Maybe token usage is increasing, but does that correspond to an increase in pull requests and actual work done? If token usage increases but the output of the individual stays the same, then we haven't actually accomplished anything. We're just celebrating using more tokens (spending more money) but with no actual increased productivity.
And taking that a step further, let's say that we do see an increase in pull requests merged, which presumably is a good thing. But does that increase in output lead to a corresponding increased benefit in outcomes? Is the product better because of the increased output?
In other words, does the increased code result in a tangible increase in the value that the company provides to its users?
That question is far more difficult to answer, but far more important.
Mediocre organizations measure usage and output and then stop there.
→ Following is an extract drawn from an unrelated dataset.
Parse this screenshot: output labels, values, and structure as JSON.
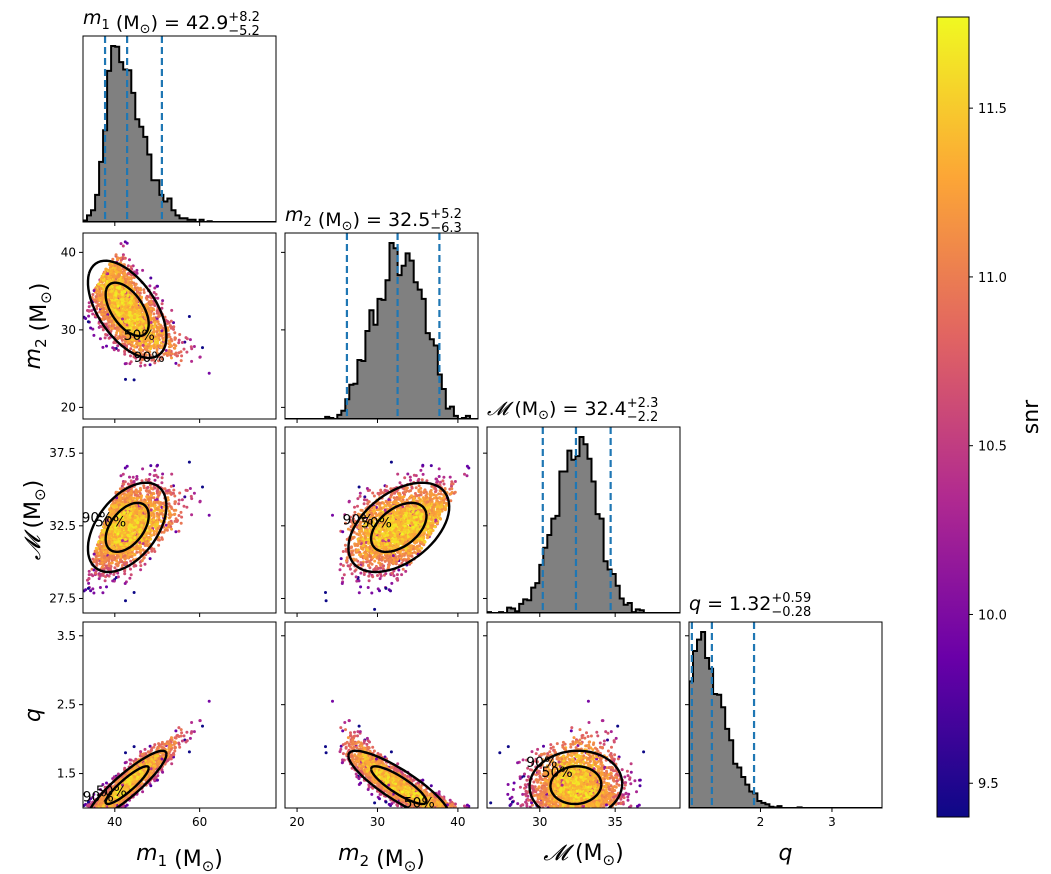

Great organizations measure outcomes.
Top comments (5)
I've talked to a few teams pushing AI hard and you can see the output go up, but something subtle changes in how engineers relate to the code.
It shifts from 'I built this' to 'the model suggested this.' That mismatch matters a ton. Nobody fully owns it anymore, so when something breaks it's unclear what happened. And the reviews are basically glances, the AI-generated changes are large enough that nobody can really untangle them anyway.
You can have more output and less understanding at the same time. That's a strange place to be.
100%, I've seen a lot of that as well.
We've tried to be pretty explicit that no matter who or what wrote the code (you or an AI assistant), you as the code author are still ultimately responsible for understanding and maintaining that code. You shouldn't be shipping something if you can't explain it. But that shift in mentality is real.
And agreed again, the code review process is also a bit strained. When an organization pumps out code three times faster, now there are three times more PRs to review. And it gets worse if every PR contains 1000+ lines of code changes. We have to continue to go back to fundamentals, that PRs should be small, focused, well-scoped changes, since that makes them easier to review and understand without the reviewer experiencing a bunch of cognitive overload. Otherwise you just start rubber stamping PRs without actually reviewing them.
It seems that as an industry we're having to re-learn some of the basics that we've known for decades. (Or, find new ways to solve the new problems we've created for ourselves.)
The cobra farm analogy is perfect — I've seen teams where the 'most AI-assisted' devs produced the most reverted PRs. Measuring outcomes instead of output sounds obvious until you try to define what a good outcome actually is.
Absolutely, that's the tricky (but essential) part!
The distinction between output and outcome is where most AI rollouts quietly die. Teams ship features fast, token counts go up, and it looks like progress — until someone asks whether any of it actually moved the metric.
As a PM this is the exact conversation I keep having: usage dashboards are not success metrics. The hard part is designing outcome signals upfront, before the build starts, so you’re not retrofitting accountability onto a pile of shipped features.
Good framing. Bookmarking this for the next sprint planning where someone wants to measure AI value by lines of code generated.